Some of the first people to use antibiotics, according to the research, may have lived along the shores of the Nile in Sudanese Nubia, which spans the border of modern Egypt and Sudan.
“Given the amount of tetracycline there, they had to know what they were doing,” said lead author George Armelagos, a biological anthropologist at Emory University in Atlanta. “They may not have known what tetracycline was, but they certainly knew something was making them feel better.”
Armelagos was part of a group of anthropologists that excavated the mummies in 1963. His original goal was to study osteoporosis in the Nubians, who lived between about 350 and 550 A.D. But while looking through a microscope at samples of the ancient bone under ultraviolet light, he saw what looked like tetracycline — an antibiotic that was not officially patented in modern times until 1950.

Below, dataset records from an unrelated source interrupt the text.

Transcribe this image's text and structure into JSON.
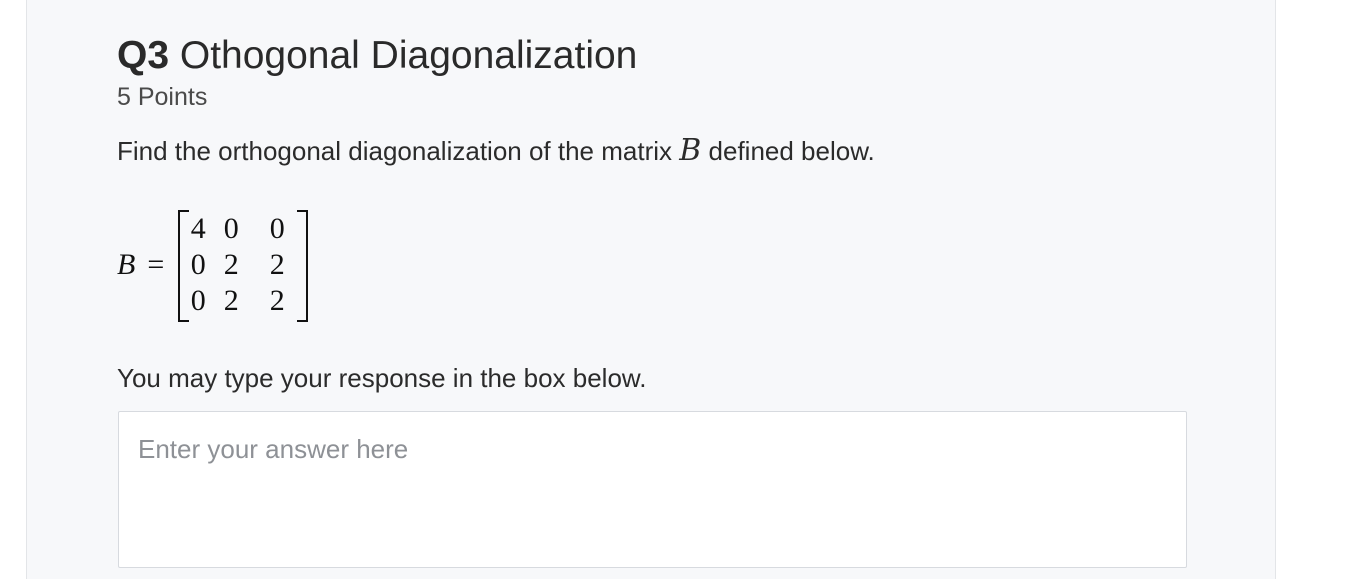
{
  "question": {
    "number": "Q3",
    "title": "Othogonal Diagonalization",
    "points": "5 Points"
  },
  "prompt": {
    "before": "Find the orthogonal diagonalization of the matrix ",
    "variable": "B",
    "after": " defined below."
  },
  "equation": {
    "lhs": "B",
    "sign": "=",
    "matrix": [
      [
        "4",
        "0",
        "0"
      ],
      [
        "0",
        "2",
        "2"
      ],
      [
        "0",
        "2",
        "2"
      ]
    ]
  },
  "instruction": "You may type your response in the box below.",
  "answer": {
    "value": "",
    "placeholder": "Enter your answer here"
  }
}
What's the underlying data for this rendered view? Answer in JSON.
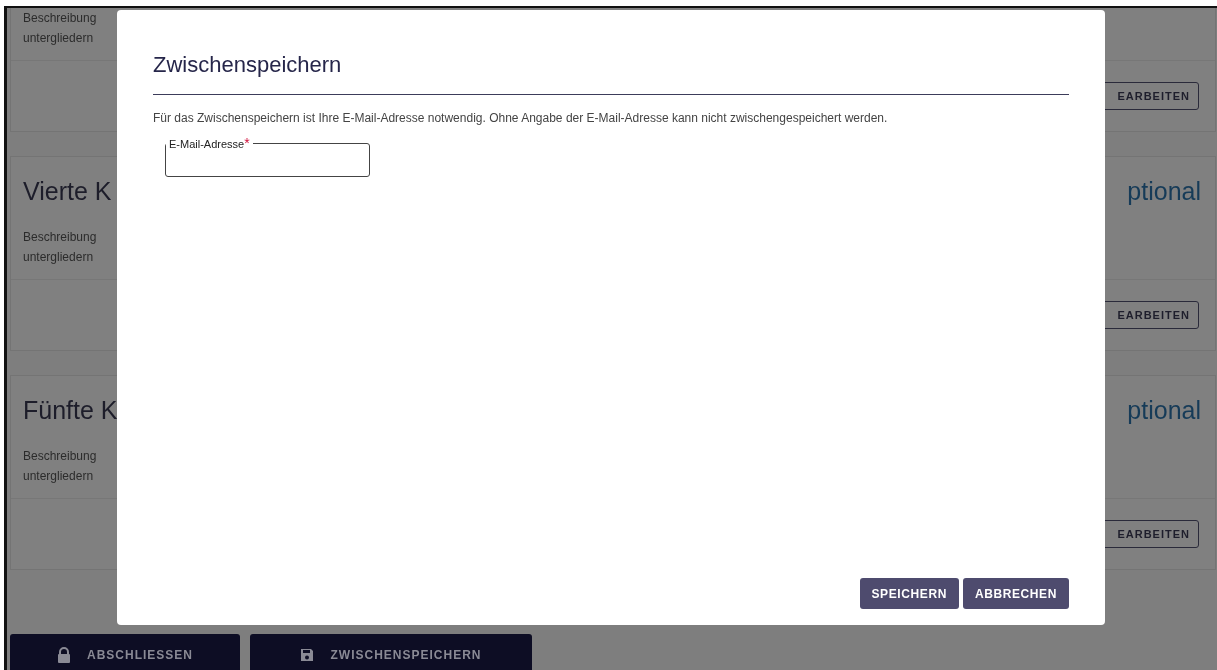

At first, he assumed that some kind of contamination had occurred.
“Imagine if you’re unwrapping a mummy, and all of a sudden, you see a pair of Ray Ban sunglasses on it,” Armelagos said. “Initially, we thought it was a product of modern technology.”
His team’s first report about the finding, bolstered by even more evidence and published in Science in 1980, was met with lots of skepticism. For the new study, he got help dissolving bone samples and extracting tetracycline from them, clearly showing that the antibiotic was deposited into and embedded within the bone, not a result of contamination from the environment.

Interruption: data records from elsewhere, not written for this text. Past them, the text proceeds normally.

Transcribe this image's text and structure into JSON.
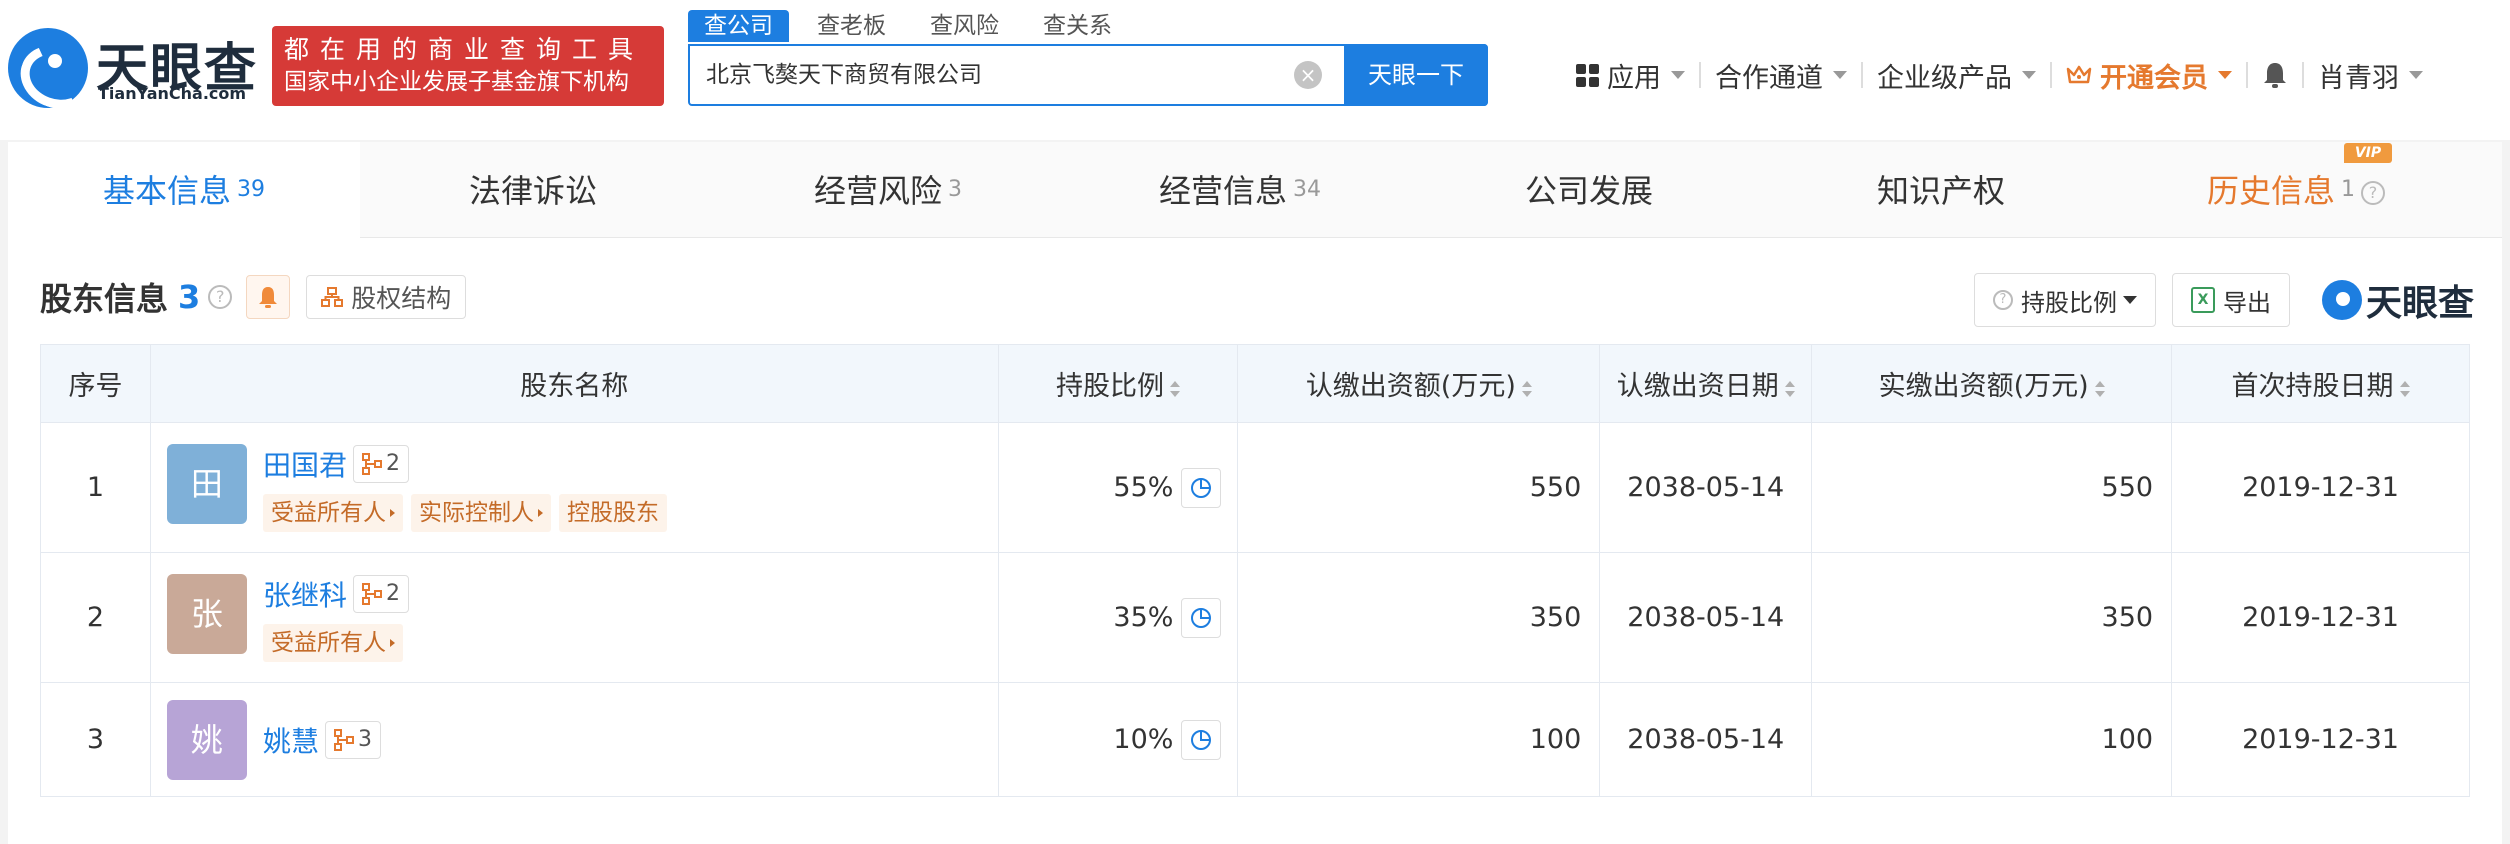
{
  "header": {
    "logo_text": "天眼查",
    "logo_sub": "TianYanCha.com",
    "promo_line1": "都在用的商业查询工具",
    "promo_line2": "国家中小企业发展子基金旗下机构",
    "search_tabs": [
      "查公司",
      "查老板",
      "查风险",
      "查关系"
    ],
    "search_value": "北京飞獒天下商贸有限公司",
    "search_button": "天眼一下",
    "nav": {
      "apps": "应用",
      "partner": "合作通道",
      "enterprise": "企业级产品",
      "vip": "开通会员",
      "user": "肖青羽"
    }
  },
  "tabs": [
    {
      "label": "基本信息",
      "count": "39"
    },
    {
      "label": "法律诉讼",
      "count": ""
    },
    {
      "label": "经营风险",
      "count": "3"
    },
    {
      "label": "经营信息",
      "count": "34"
    },
    {
      "label": "公司发展",
      "count": ""
    },
    {
      "label": "知识产权",
      "count": ""
    },
    {
      "label": "历史信息",
      "count": "1"
    }
  ],
  "vip_badge": "VIP",
  "section": {
    "title": "股东信息",
    "count": "3",
    "structure_button": "股权结构",
    "ratio_button": "持股比例",
    "export_button": "导出",
    "brand": "天眼查"
  },
  "table": {
    "headers": [
      "序号",
      "股东名称",
      "持股比例",
      "认缴出资额(万元)",
      "认缴出资日期",
      "实缴出资额(万元)",
      "首次持股日期"
    ],
    "rows": [
      {
        "idx": "1",
        "avatar": "田",
        "avatar_color": "#7fb0d8",
        "name": "田国君",
        "rel_count": "2",
        "tags": [
          "受益所有人",
          "实际控制人",
          "控股股东"
        ],
        "pct": "55%",
        "sub_amt": "550",
        "sub_date": "2038-05-14",
        "paid_amt": "550",
        "first_date": "2019-12-31"
      },
      {
        "idx": "2",
        "avatar": "张",
        "avatar_color": "#c9a998",
        "name": "张继科",
        "rel_count": "2",
        "tags": [
          "受益所有人"
        ],
        "pct": "35%",
        "sub_amt": "350",
        "sub_date": "2038-05-14",
        "paid_amt": "350",
        "first_date": "2019-12-31"
      },
      {
        "idx": "3",
        "avatar": "姚",
        "avatar_color": "#b7a4d6",
        "name": "姚慧",
        "rel_count": "3",
        "tags": [],
        "pct": "10%",
        "sub_amt": "100",
        "sub_date": "2038-05-14",
        "paid_amt": "100",
        "first_date": "2019-12-31"
      }
    ]
  },
  "colors": {
    "brand_blue": "#1d7ee0",
    "promo_red": "#d63a37",
    "vip_orange": "#e5792e"
  }
}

The analyses also showed that ancient Nubians were consuming large doses of tetracycline — more than is commonly prescribed today as a daily dose for controlling infections from bad acne. The team reported their results in theAmerican Journal of Physical Anthropology.
They were also able to trace the antibiotic to its source: Grain that was contaminated with a type of mold-like bacteria called Streptomyces. Common in soil, Strep bacteria produce tetracycline antibiotics to kill off other, competing bacteria.

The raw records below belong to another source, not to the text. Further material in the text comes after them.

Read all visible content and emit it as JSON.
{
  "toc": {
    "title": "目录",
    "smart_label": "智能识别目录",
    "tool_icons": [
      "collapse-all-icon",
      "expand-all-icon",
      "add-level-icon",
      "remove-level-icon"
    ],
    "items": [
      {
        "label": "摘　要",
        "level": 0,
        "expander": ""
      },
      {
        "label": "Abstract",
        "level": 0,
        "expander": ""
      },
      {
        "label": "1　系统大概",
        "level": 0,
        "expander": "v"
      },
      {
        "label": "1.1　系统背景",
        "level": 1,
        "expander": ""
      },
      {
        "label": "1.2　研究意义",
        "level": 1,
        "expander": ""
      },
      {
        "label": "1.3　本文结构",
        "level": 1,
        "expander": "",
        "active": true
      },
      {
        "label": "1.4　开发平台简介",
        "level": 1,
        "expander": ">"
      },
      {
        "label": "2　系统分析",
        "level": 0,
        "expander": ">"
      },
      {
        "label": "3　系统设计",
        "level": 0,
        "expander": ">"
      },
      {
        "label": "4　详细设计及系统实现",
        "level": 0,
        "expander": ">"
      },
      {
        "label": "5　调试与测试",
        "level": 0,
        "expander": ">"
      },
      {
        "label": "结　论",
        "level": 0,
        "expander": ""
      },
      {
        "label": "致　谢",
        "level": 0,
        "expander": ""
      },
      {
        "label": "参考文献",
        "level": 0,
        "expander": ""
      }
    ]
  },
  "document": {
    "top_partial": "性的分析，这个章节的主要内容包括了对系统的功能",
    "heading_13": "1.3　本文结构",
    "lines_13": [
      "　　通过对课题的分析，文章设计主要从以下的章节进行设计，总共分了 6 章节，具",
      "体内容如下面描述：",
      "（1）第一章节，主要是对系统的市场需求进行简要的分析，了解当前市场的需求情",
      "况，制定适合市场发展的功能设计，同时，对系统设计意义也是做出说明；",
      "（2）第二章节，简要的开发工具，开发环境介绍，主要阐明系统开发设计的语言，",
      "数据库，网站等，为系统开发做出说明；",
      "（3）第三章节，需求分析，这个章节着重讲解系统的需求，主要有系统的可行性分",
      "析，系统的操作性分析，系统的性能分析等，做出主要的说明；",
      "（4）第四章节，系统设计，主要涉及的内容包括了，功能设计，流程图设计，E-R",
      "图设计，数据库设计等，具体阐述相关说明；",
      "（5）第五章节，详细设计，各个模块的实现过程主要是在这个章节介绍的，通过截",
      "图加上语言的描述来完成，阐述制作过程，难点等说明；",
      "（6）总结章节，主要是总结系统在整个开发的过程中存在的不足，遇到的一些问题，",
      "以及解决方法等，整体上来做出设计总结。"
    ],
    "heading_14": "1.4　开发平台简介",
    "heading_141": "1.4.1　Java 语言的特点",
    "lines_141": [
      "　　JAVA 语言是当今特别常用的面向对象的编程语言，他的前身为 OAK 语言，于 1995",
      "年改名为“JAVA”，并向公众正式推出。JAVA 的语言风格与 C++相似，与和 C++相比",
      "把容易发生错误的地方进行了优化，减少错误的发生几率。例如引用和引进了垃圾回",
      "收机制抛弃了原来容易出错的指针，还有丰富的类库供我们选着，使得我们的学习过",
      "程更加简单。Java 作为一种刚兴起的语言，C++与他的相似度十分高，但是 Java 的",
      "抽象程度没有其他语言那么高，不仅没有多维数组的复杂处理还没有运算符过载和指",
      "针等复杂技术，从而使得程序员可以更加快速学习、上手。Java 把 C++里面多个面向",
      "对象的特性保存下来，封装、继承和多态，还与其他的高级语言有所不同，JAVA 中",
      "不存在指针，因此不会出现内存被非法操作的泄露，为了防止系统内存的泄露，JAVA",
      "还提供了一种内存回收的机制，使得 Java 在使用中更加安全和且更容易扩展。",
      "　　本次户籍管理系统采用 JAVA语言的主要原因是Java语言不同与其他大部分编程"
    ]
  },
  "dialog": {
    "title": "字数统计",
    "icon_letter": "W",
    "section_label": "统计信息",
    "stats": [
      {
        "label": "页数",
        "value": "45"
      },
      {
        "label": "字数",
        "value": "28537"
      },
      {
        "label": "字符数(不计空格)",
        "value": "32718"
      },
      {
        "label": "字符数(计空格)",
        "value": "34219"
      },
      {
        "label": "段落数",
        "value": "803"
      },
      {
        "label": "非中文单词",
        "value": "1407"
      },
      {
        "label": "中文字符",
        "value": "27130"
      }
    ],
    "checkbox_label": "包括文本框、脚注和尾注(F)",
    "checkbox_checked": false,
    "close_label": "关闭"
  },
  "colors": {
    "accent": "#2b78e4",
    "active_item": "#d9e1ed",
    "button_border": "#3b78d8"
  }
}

Grains that are stored underground can easily become moldy with Streptomycescontamination, though these bacteria would only produce small amounts of tetracycline on their own when left to sit or baked into bread. Only when people fermented the grain would tetracycline production explode. Nubians both ate the fermented grains as gruel and used it to make beer.
The scientists are working now to figure out exactly how much tetracycline Nubians were getting, but it appears that doses were high that consumption was consistent, and that drinking started early. Analyses of the bones showed that babies got some tetracycline through their mother’s milk.
Then, between ages two and six, there was a big spike in antibiotics deposited in the bone, Armelagos said, suggesting that fermented grains were used as a weaning food.
Today, most beer is pasteurized to kill Strep and other bacteria, so there should be no antibiotics in the ale you order at a bar, said Dennis Vangerven, an anthropologist at the University of Colorado, Boulder.
But Armelagos has challenged his students to home-brew beer like the Nubians did, including the addition of Strep bacteria. The resulting brew contains tetracycline, tastes sour but drinkable, and gives off a greenish hue.
There’s still a possibility that ancient antibiotic use was an accident that the Nubians never knew about, though Armelagos has also found tetracycline in the bones of another population that lived in Jordan. And VanGerven has found the antibiotic in a group that lived further south in Egypt during the same period.
Finding tetracycline in these mummies, said VanGerven, was “surprising and unexpected. And at the very least, it gives us a very different time frame in which to understand the dynamic interaction between the bacterial world and the world of antibiotics.”